Democrats aren't dead yet
Tuesday's retirement news may look worse than it really is for this year's elections
By Mike Madden
WASHINGTON -- At the White House Wednesday, press secretary Robert Gibbs wasn't about to play political prophet.
"Look, it is hard to look into the crystal ball 11 months from Election Day," Gibbs said. Hard -- and also, if you're a Democrat these days, a little scary. The surprising news Tuesday night that Sen. Byron Dorgan, D-N.D., wouldn't run again was followed not long afterward by the slightly less surprising news that his Connecticut counterpart Chris Dodd would join him in retirement. Colorado Gov. Bill Ritter announced his retirement, too, and just for good measure, Michigan Lt. Gov. John Cherry said he would sit out the 2010 election as well. Republicans and the media alike declared the sky was falling for the Obama administration and the Democratic Party.

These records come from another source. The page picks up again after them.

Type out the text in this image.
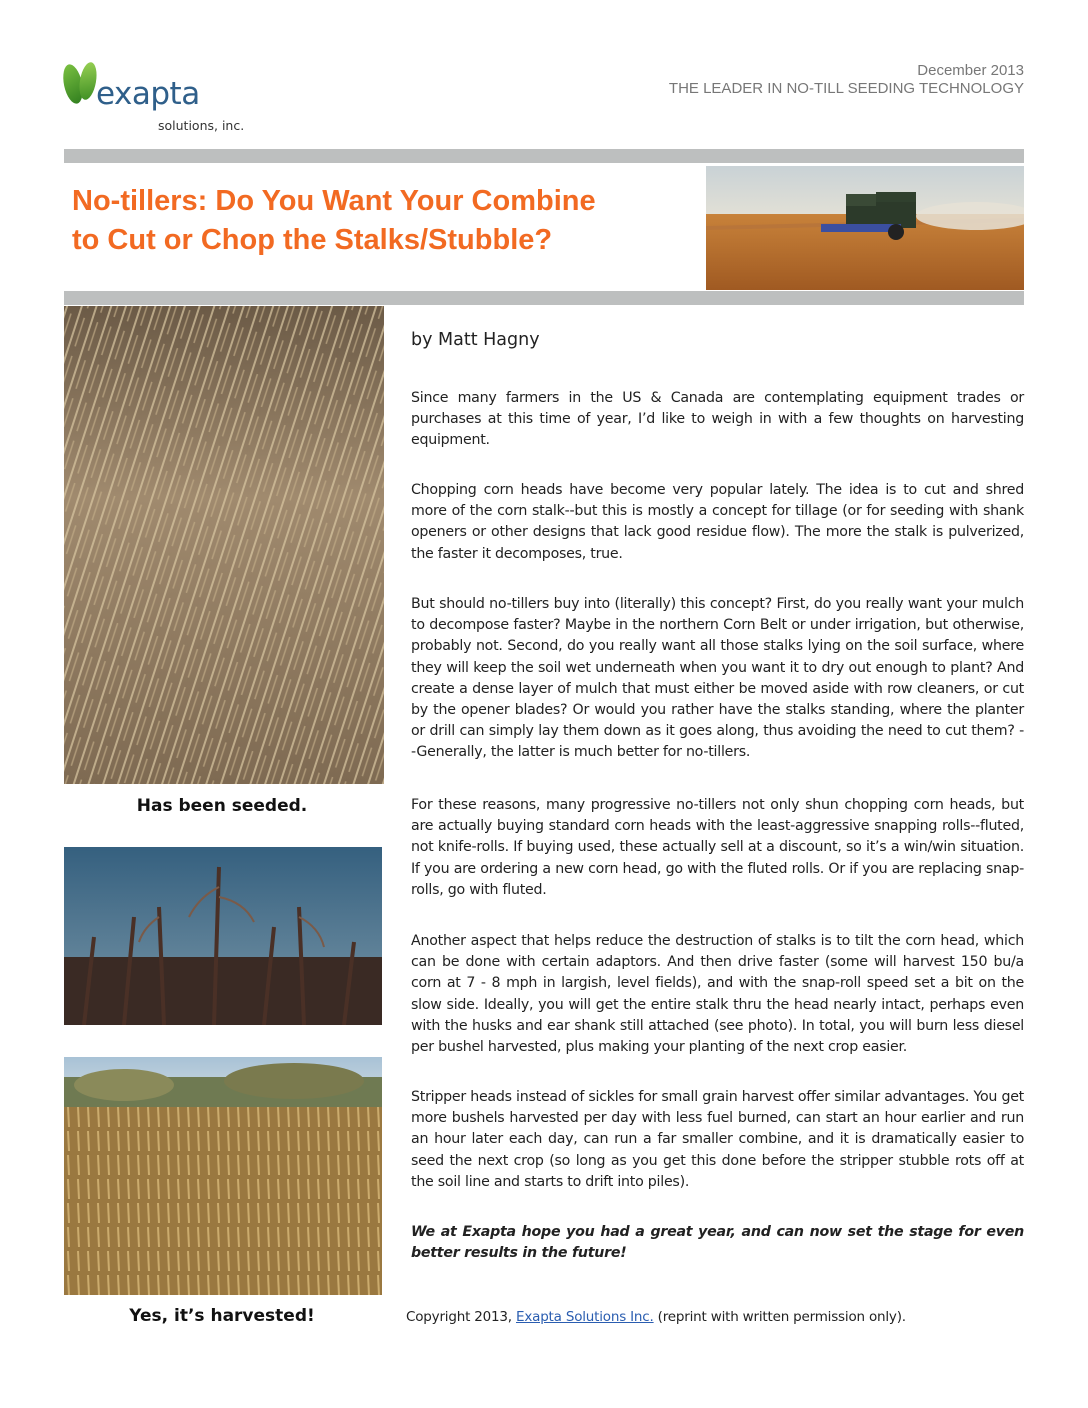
exapta
solutions, inc.
December 2013
THE LEADER IN NO-TILL SEEDING TECHNOLOGY
No-tillers: Do You Want Your Combine
to Cut or Chop the Stalks/Stubble?
Has been seeded.
Yes, it’s harvested!
by Matt Hagny

Since many farmers in the US & Canada are contemplating equipment trades or purchases at this time of year, I’d like to weigh in with a few thoughts on harvesting equipment.

Chopping corn heads have become very popular lately. The idea is to cut and shred more of the corn stalk--but this is mostly a concept for tillage (or for seeding with shank openers or other designs that lack good residue flow). The more the stalk is pulverized, the faster it decomposes, true.

But should no-tillers buy into (literally) this concept? First, do you really want your mulch to decompose faster? Maybe in the northern Corn Belt or under irrigation, but otherwise, probably not. Second, do you really want all those stalks lying on the soil surface, where they will keep the soil wet underneath when you want it to dry out enough to plant? And create a dense layer of mulch that must either be moved aside with row cleaners, or cut by the opener blades? Or would you rather have the stalks standing, where the planter or drill can simply lay them down as it goes along, thus avoiding the need to cut them? --Generally, the latter is much better for no-tillers.

For these reasons, many progressive no-tillers not only shun chopping corn heads, but are actually buying standard corn heads with the least-aggressive snapping rolls--fluted, not knife-rolls. If buying used, these actually sell at a discount, so it’s a win/win situation. If you are ordering a new corn head, go with the fluted rolls. Or if you are replacing snap-rolls, go with fluted.

Another aspect that helps reduce the destruction of stalks is to tilt the corn head, which can be done with certain adaptors. And then drive faster (some will harvest 150 bu/a corn at 7 - 8 mph in largish, level fields), and with the snap-roll speed set a bit on the slow side. Ideally, you will get the entire stalk thru the head nearly intact, perhaps even with the husks and ear shank still attached (see photo). In total, you will burn less diesel per bushel harvested, plus making your planting of the next crop easier.

Stripper heads instead of sickles for small grain harvest offer similar advantages. You get more bushels harvested per day with less fuel burned, can start an hour earlier and run an hour later each day, can run a far smaller combine, and it is dramatically easier to seed the next crop (so long as you get this done before the stripper stubble rots off at the soil line and starts to drift into piles).

We at Exapta hope you had a great year, and can now set the stage for even better results in the future!

Copyright 2013, Exapta Solutions Inc. (reprint with written permission only).
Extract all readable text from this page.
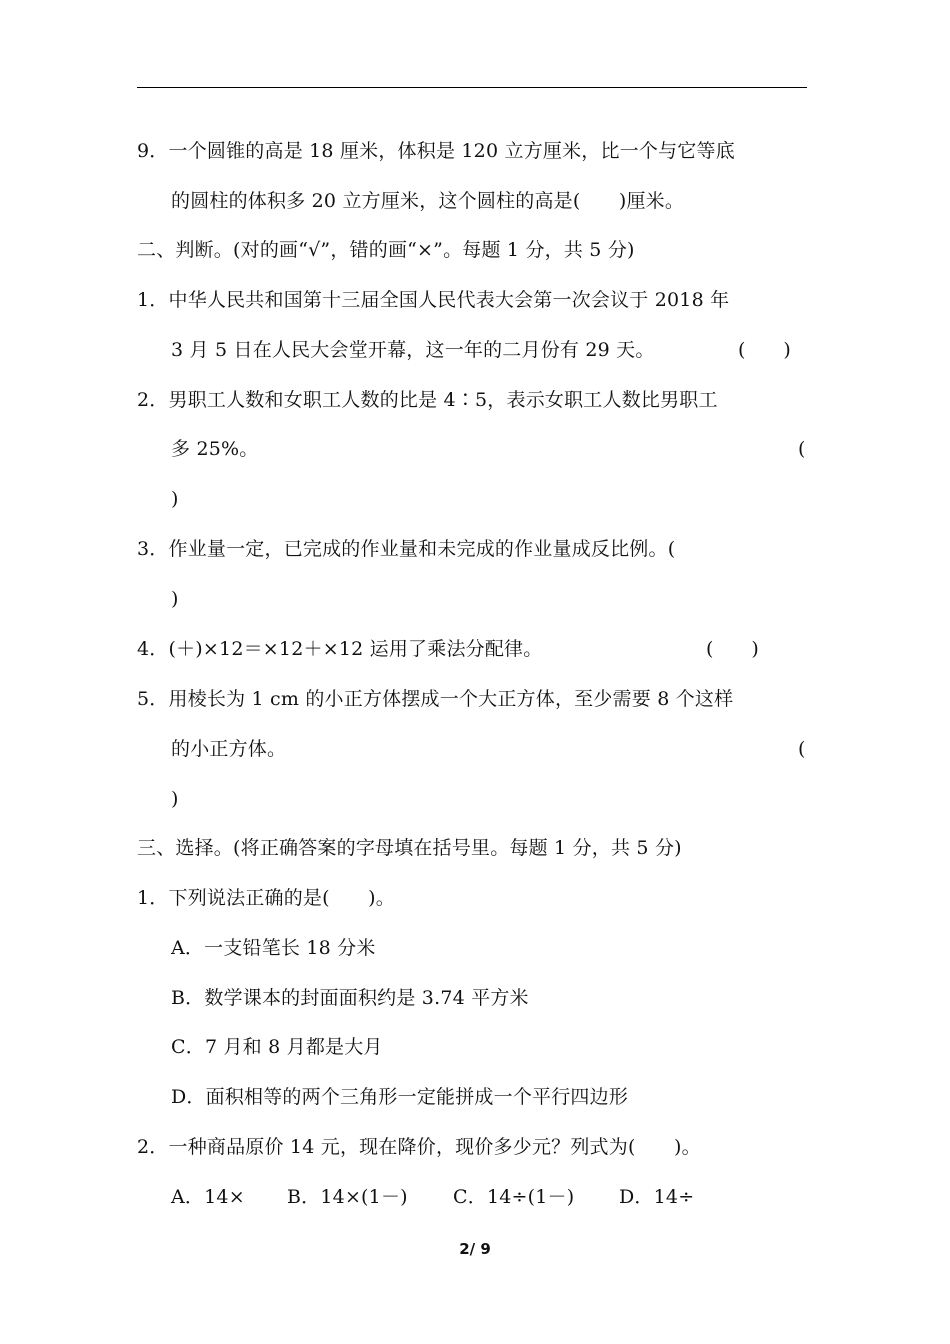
9．一个圆锥的高是 18 厘米，体积是 120 立方厘米，比一个与它等底
的圆柱的体积多 20 立方厘米，这个圆柱的高是(　　)厘米。
二、判断。(对的画“√”，错的画“×”。每题 1 分，共 5 分)
1．中华人民共和国第十三届全国人民代表大会第一次会议于 2018 年
3 月 5 日在人民大会堂开幕，这一年的二月份有 29 天。	(　　)
2．男职工人数和女职工人数的比是 4∶5，表示女职工人数比男职工
多 25%。	(
)
3．作业量一定，已完成的作业量和未完成的作业量成反比例。(
)
4．(＋)×12＝×12＋×12 运用了乘法分配律。	(　　)
5．用棱长为 1 cm 的小正方体摆成一个大正方体，至少需要 8 个这样
的小正方体。	(
)
三、选择。(将正确答案的字母填在括号里。每题 1 分，共 5 分)
1．下列说法正确的是(　　)。
A．一支铅笔长 18 分米
B．数学课本的封面面积约是 3.74 平方米
C．7 月和 8 月都是大月
D．面积相等的两个三角形一定能拼成一个平行四边形
2．一种商品原价 14 元，现在降价，现价多少元？列式为(　　)。
A．14× B．14×(1－) C．14÷(1－) D．14÷
2/ 9
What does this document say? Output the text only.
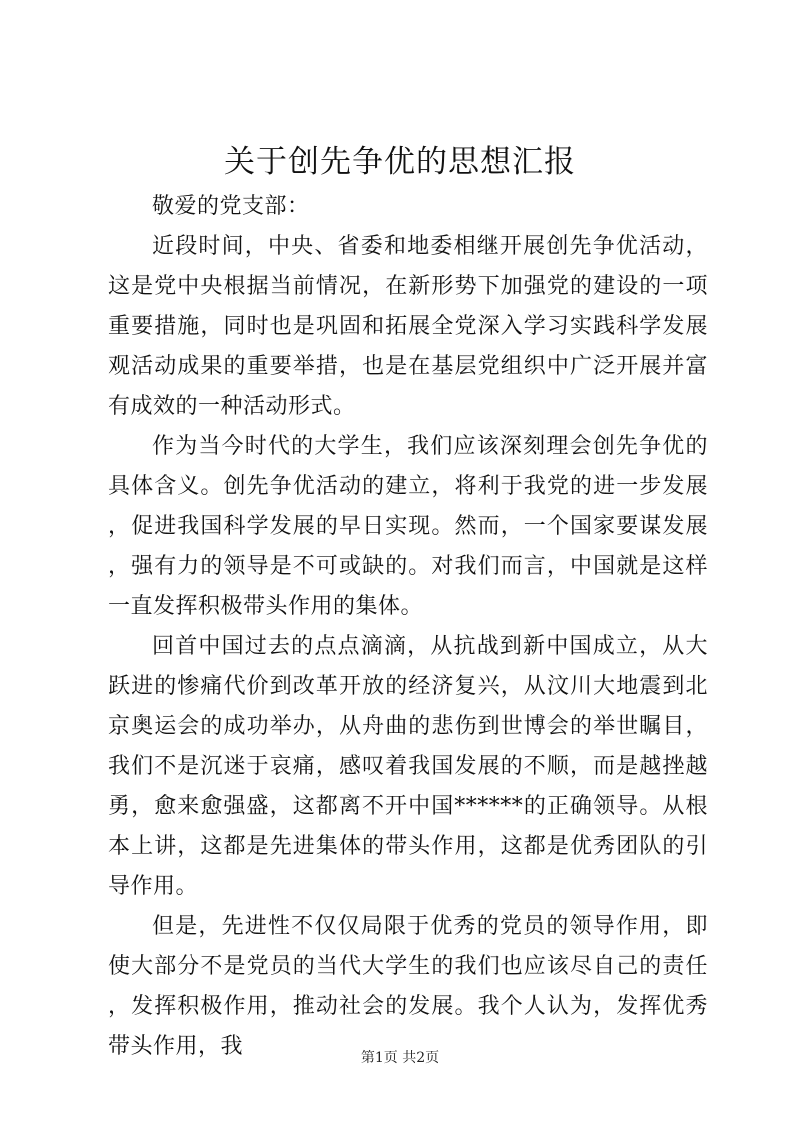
关于创先争优的思想汇报

敬爱的党支部：

近段时间，中央、省委和地委相继开展创先争优活动，这是党中央根据当前情况，在新形势下加强党的建设的一项重要措施，同时也是巩固和拓展全党深入学习实践科学发展观活动成果的重要举措，也是在基层党组织中广泛开展并富有成效的一种活动形式。

作为当今时代的大学生，我们应该深刻理会创先争优的具体含义。创先争优活动的建立，将利于我党的进一步发展，促进我国科学发展的早日实现。然而，一个国家要谋发展，强有力的领导是不可或缺的。对我们而言，中国就是这样一直发挥积极带头作用的集体。

回首中国过去的点点滴滴，从抗战到新中国成立，从大跃进的惨痛代价到改革开放的经济复兴，从汶川大地震到北京奥运会的成功举办，从舟曲的悲伤到世博会的举世瞩目，我们不是沉迷于哀痛，感叹着我国发展的不顺，而是越挫越勇，愈来愈强盛，这都离不开中国******的正确领导。从根本上讲，这都是先进集体的带头作用，这都是优秀团队的引导作用。

但是，先进性不仅仅局限于优秀的党员的领导作用，即使大部分不是党员的当代大学生的我们也应该尽自己的责任，发挥积极作用，推动社会的发展。我个人认为，发挥优秀带头作用，我	第1页 共2页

"The real question is whether Harry Reid, now the Senate's most vulnerable Democrat, will follow Chris Dodd's lead and step aside," Republican National Committee Chairman Michael Steele said in a statement. (Take this one to Vegas, in Reid's home state -- he won't.)
Clear away the overheated rhetoric, though, and the reality in Washington looks a little different. Sure, Democrats will struggle in November's elections -- which they were already going to do anyway. The timing is bad, because all the retirement announcements stacked up on top of each other. So the "optics," as political operatives say, are terrible. But
the Democrats aren't actually in substantially worse shape Wednesday than they were Monday.Take Connecticut. Dodd may be a beloved member of the Senate Democratic caucus, but there was almost no way he was going to win another term. His ill-fated move to Iowa during the 2008 presidential primaries, his sweetheart mortgage deal from Countrywide and his work to enable AIG to issue bonuses despite billions of dollars in federal aid left him the most endangered incumbent senator in either party. Attorney General Richard Blumenthal, though, entered the campaign Wednesday with at least a 30 point lead over his GOP opponents, according to one poll taken before Dodd bowed out.
"Let's get real here," one Senate Democratic leadership aide told Salon. "We had a huge problem, and now it's gone."
With Blumenthal in much better shape than Dodd, the party won't have to devote anywhere near as much money to holding Connecticut as it might have otherwise. Buying ads in the state means buying ads on New York television; Democrats say the cash they'll save in Connecticut could help out in races in Ohio, Missouri or Kentucky.